During recent months, many businesses and individuals have borrowed money to stay afloat. Yet, so many of them have defaulted on the debt they owe. This has made creditors recoil, set the borrowing limits lower and the rates higher. This kind of shock does not correct itself in a few short weeks. The credit market is a little harsh at the moment due to the fact that so many businesses and people have been unable to meet their obligations. The virus and slowdown of the economy have really affected the perception of creditors, so it’s perhaps best to wait a few months or a year until you consider borrowing.

What is necessary?

First of all, you should never borrow for short-term aims. In the moment, something that is short-term might seem and feel like it’s going to affect you long-term. For example, if you were involved in an accident and your car has been wrecked and your insurance won’t cover it. What should you do, buy a new car or find some other way to get to work and run errands? It may seem hard at first, but the latter is the best option, until you can buy a new or used car.

This is an ethos that protects you financially and gives you a new perspective of what your necessities are. You’ll find that the list of necessities is actually quite short. Here are some valid necessities you should consider borrowing money for.

  • Home: if your home has been damaged in some grievous manner, such as by a flood, fire or earthquake and you need money for repairs.
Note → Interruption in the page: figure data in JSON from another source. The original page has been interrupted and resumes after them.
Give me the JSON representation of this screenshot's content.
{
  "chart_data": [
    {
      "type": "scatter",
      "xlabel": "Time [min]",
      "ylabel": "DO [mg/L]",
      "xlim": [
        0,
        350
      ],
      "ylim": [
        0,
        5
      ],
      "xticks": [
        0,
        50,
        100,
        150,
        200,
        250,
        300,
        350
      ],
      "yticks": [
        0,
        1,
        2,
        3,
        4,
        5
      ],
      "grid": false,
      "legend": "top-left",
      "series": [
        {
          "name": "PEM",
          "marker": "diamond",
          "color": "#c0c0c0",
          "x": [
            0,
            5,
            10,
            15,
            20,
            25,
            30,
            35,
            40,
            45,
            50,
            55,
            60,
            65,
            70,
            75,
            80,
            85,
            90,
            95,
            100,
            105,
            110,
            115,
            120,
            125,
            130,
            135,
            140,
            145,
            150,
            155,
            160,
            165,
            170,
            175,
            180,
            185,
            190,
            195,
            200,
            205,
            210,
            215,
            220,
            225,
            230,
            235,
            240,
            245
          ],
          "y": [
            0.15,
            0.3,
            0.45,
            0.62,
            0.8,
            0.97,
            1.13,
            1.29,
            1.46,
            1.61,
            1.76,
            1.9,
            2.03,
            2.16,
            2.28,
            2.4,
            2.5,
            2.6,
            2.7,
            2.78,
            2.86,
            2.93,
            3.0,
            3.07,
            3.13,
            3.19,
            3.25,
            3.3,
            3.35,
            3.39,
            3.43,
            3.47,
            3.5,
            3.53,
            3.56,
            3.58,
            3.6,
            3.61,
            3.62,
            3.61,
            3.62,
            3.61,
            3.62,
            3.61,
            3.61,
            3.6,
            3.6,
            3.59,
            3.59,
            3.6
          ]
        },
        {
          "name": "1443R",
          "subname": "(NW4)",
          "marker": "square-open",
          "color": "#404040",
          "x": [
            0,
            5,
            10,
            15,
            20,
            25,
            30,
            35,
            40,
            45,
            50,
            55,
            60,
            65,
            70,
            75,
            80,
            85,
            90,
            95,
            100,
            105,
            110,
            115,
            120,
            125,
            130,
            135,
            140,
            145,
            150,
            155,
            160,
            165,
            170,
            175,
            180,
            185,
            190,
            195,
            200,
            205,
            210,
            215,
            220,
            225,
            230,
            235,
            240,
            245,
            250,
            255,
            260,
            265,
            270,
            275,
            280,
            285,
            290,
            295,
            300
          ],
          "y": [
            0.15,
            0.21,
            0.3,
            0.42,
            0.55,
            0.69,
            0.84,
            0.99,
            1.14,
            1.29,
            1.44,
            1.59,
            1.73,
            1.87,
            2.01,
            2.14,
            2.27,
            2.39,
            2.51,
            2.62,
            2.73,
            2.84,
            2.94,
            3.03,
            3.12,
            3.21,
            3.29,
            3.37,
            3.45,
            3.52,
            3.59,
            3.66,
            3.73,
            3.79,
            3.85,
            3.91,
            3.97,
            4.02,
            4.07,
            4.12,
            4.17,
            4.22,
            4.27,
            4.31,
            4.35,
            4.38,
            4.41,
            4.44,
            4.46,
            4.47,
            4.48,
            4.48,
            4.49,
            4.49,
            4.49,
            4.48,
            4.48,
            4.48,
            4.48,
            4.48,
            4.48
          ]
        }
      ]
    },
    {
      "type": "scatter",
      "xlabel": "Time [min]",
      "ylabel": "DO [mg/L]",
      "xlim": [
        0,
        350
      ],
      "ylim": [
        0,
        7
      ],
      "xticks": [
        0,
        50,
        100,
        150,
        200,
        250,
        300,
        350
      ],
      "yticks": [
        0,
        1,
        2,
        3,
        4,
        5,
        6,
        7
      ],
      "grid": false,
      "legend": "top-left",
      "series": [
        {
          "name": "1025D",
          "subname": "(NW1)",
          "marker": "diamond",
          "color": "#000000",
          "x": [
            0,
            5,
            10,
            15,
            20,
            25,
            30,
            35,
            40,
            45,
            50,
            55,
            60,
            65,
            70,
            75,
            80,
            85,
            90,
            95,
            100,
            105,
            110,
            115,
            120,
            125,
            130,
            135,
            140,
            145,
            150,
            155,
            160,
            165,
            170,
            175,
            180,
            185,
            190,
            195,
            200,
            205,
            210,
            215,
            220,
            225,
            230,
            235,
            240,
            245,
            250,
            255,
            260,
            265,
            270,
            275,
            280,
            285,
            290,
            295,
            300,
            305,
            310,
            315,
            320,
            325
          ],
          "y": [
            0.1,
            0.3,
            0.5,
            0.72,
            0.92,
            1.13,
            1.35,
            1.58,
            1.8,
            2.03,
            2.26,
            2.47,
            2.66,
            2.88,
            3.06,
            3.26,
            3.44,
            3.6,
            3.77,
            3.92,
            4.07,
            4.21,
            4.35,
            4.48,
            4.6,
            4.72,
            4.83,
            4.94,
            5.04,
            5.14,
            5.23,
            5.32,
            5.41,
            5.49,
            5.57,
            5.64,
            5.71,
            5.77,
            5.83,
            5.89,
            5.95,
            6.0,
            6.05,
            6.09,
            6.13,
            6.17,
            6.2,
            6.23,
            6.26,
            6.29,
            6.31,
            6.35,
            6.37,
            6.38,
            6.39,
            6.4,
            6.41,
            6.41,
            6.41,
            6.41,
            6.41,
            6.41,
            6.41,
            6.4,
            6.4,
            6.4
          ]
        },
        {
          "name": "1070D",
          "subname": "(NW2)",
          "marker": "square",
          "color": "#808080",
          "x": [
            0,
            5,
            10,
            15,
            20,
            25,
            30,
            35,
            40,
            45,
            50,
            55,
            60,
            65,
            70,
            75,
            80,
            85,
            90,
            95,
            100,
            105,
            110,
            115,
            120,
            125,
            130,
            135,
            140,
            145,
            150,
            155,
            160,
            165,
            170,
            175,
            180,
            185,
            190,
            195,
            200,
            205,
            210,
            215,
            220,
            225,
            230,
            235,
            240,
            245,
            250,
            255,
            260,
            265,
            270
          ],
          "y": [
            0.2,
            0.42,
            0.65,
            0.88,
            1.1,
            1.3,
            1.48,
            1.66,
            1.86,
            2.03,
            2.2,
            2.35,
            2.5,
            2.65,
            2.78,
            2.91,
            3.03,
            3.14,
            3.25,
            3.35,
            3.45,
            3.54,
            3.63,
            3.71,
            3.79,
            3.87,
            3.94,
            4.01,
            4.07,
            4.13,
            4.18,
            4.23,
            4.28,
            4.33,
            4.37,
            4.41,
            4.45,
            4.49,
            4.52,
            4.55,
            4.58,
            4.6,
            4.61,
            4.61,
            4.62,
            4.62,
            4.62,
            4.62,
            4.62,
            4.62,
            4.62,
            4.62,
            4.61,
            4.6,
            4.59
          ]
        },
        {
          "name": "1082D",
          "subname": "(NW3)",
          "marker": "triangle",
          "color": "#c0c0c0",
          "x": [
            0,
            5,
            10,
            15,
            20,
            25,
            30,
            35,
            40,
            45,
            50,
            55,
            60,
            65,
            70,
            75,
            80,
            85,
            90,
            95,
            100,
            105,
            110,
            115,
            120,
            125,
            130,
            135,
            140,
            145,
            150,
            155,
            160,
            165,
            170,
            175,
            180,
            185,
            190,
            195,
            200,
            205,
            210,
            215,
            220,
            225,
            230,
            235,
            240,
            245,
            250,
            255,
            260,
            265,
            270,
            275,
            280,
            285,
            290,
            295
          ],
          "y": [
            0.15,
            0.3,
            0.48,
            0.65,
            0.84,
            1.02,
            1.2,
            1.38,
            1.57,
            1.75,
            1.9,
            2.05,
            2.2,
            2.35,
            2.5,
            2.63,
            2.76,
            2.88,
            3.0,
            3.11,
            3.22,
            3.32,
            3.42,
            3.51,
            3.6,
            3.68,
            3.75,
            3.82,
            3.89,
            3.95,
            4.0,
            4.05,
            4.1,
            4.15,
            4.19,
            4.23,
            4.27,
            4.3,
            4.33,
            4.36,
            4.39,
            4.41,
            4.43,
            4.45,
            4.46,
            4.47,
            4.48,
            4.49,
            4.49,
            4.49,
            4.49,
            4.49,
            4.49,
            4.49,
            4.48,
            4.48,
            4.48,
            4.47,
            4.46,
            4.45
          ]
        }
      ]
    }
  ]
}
Your house is a store of value, so it should end up paying for itself in the long run.
  • Your health: you’re not going to be much good to anyone, least of all yourself, if you are injured or sick in bed. So if you need to pay for operations and or medicine, but don’t have the funds yourself, consider your insurance options or borrow money.
  • Assets: if you have a letting property, a vehicle such as a boat, or perhaps a business, your assets are worth protecting. Likewise to your home, a letting property, business or special assets like a yacht, boat, or even jewelry, will end up paying for themselves in relation to how much you borrow.

Other than that, you should consider other options before borrowing.

Swallow your ego

If you absolutely have to borrow money, who says you need to crawl on your hands and knees to a bank? Why not just try and see if your friends or family will help?

Alarm bells might be ringing for some people who read that, as they believe you should never ever mix friends and family with money. It’s just like oil and water, they will never ever coexist peacefully. Granted, in some cases that is true, but it’s not a universal rule. If you have affluent parents, they might be willing to lend you a few thousand, or your friends might be willing to help you out with a few hundred dollars.

The best part of borrowing within your close circle is, you get to both agree on the interest rate. You may find that some of you have great family and friends who won’t want an interest rate from you at all. So you only pay back exactly what you owed and no more. That in itself is a load of pressure taken off your shoulders.

Should you ever borrow money? Yes, your necessities should be protected. These are your home, your health and your assets such as property or businesses. However, for most situations, you should rely on your savings to help cushion a financial blow. In many cases, you need to do thorough research about the economy, the interest rates and the borrowing conditions of the creditor, before taking out any money. Once you’re locked in, you have tied a rope around your waist to the creditor.